A stigma in the making?

Recently, I asked my 11-year-old son if he would consider joining a sand volleyball team for boys. Since volleyball was a fun part of high school PE classes for dad some years earlier, I figured he might find it fun, too.

My son’s response? “Volleyball is for girls.”

Try as I might, talking to him about the great Karch Kiraly and all of the stars of the U.S. men’s indoor gold medal Olympic volleyball teams of 1984 and 1988, I could not convince him otherwise. Unfortunately, I could not blame him for his attitude toward the game.

Take a look around. Not so much at the worldwide view of the game, but at what happens right in front of our noses. In my grade school days, the girls played volleyball in one part of the playground while the boys played either touch football, wiffle ball or kickball in another. Never the twain shall meet.

To the present day, California high schools have state championship playoffs for girls in the fall, but none for boys in the spring. And at some high schools, unfortunately, few seem to care much about the boys version of the sport.

Back to the worldwide view, volleyball in its various forms is popular among both genders. Heck, in Brazil there’s a form of the game called futvolley (or futevolei, if you happen to be visiting there). It blends soccer and volleyball as players attempt to play the ball with any part of the body except the hands (which goes a long way in explaining why Brazilians are so good at both sports). But in other parts of the world, sadly┬á– – including some schools and neighborhoods┬ánearby – – old stereotypes persist.

For comparison, field hockey had a 72-year head start as an Olympic men’s sport before the inaugural women’s competition in 1980. But this country has long went against the international grain, as the game has long been considered a “girls’ sport” here.

Will volleyball fall into the same trap? Like field hockey, it’s too good a sport to get stereotyped. Unfortunately, though, it’s very easy for a volleyball-for-all proponent to feel like a voice in the wilderness.


  • Aaron Matthews

    The problem is the schools say it’s a girls’ sport. Because of the insanity that is Title IX, boys that want to play field hockey or volleyball in most states have to recruit a team to play (because they can’t play on a girls team), recruit enough teams to make a league (because they aren’t allowed to play against girls) and then have to recruit enough girls to make a league of their own in some other sport (to maintain Title IX ‘ratios’) So if one boy has to play, he has to inspire a few hundred kids -boys and girls – to play.

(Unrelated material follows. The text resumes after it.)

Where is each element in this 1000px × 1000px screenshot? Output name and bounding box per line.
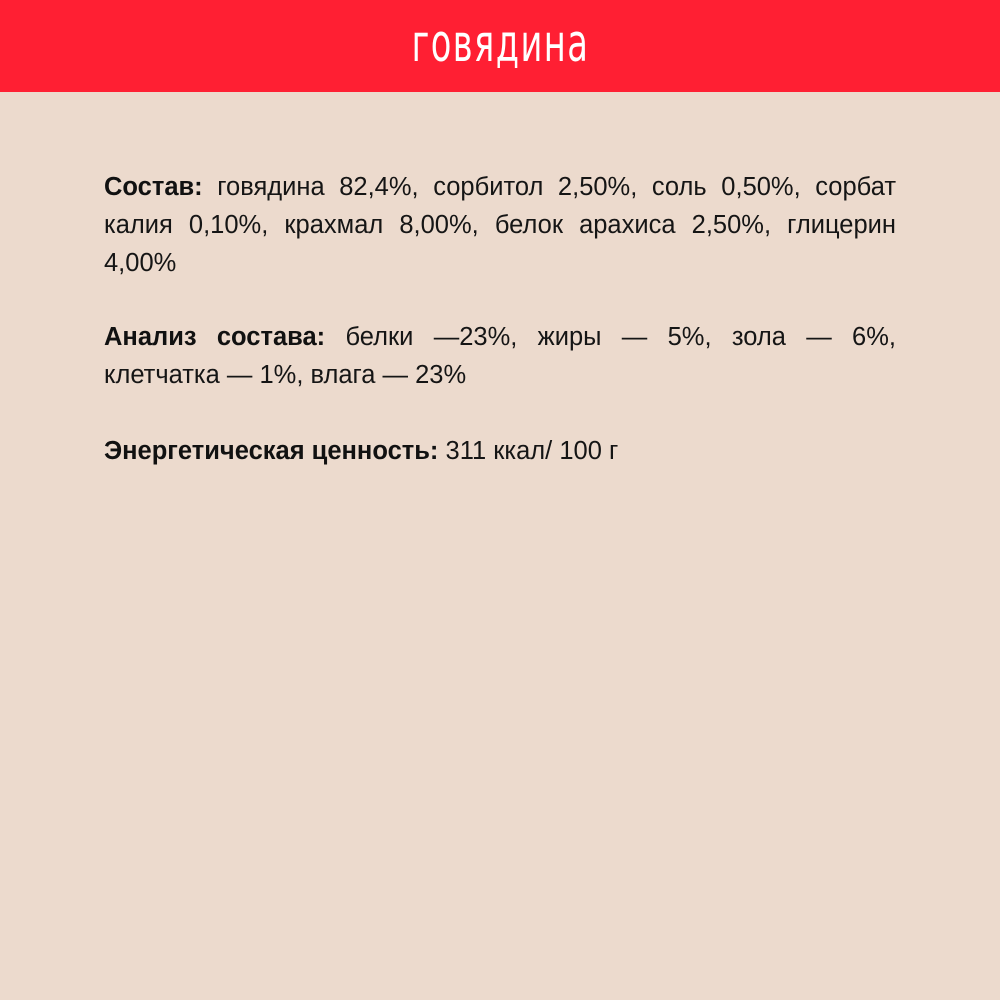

    On the other hand, girls are free to play flag football, or volleyball, or field hockey, or tackle football as they see fit. Just show up and play.

    The water polo team at the high school near us is 40% girls, but it still counts as a boys’ team and therefore they won’t add boys lacrosse.

  • Deb Sachwitz

    My son got into volleyball when his high school team at the time did not offer lacrosse. He has played multiple sports over the past 16 years and is so into volleyball now there is no way he wants to play any other sport. He is into his 3rd year of high school & club volleyball. He travels with his club team all over California and will play in the Junior Olympics in July in Sandy City, Utah. There is a sport out there for most kids. They just have to find what they have a passion for and go with it. My son has no desire to ever go back to playing any other sport. Great teamwork, sportmanship and commaraderie epitomizes the sport. If only other sports could be this way. My comment to any boy considering this great sport is to try it and see if it fits your skill set. My son did & he is a great libero! His desire is to go on and play the sport at the college level. Hopefully he will because he is the consummate team player.

  • ss396

    The first thing I would do would be to take your son to a boy’s volleyball game at his future high school.
    Boy’s volleyball is fairly new at the high school level, but is catching on. I see it on the high school sports highlight shows. I wasn’t aware that there is no state championship for boys in volleyball, but that will change as more high schools participate in the sport.
    Before they went to high school, I took my daughters to high school boy’s & girl’s basketball (no stigma in that sport), softball, football and volleyball to expose them to a variety of sports. We even went to some college games.
    As far as the “insanity” of title IX, when I went to high school in the 60’s, there were no sports opportunities for girls in high school. Zero. That was true insanity. Back in those days if you were a girl, you would have had to change an entire culture to play a sport. That culture could have never been changed without national legislation. Even today, 36 years after the passing of Title IX, parents still have to enlist the help of federal agenices to force some high school administrations to embrace equal opportunity.
    During my four years in high school, there was also no high school boy’s volleyball, lacrosse, water polo or soccer. As the opportunities for girls have grown, so have opportunities for boys.
    The reason you don’t see all sports at all schools is
    a lack of funding, which is symptomatic of the overall school funding cuts over the years. Most of the funding for sports now comes from athletic booster clubs, a.k.a., parents.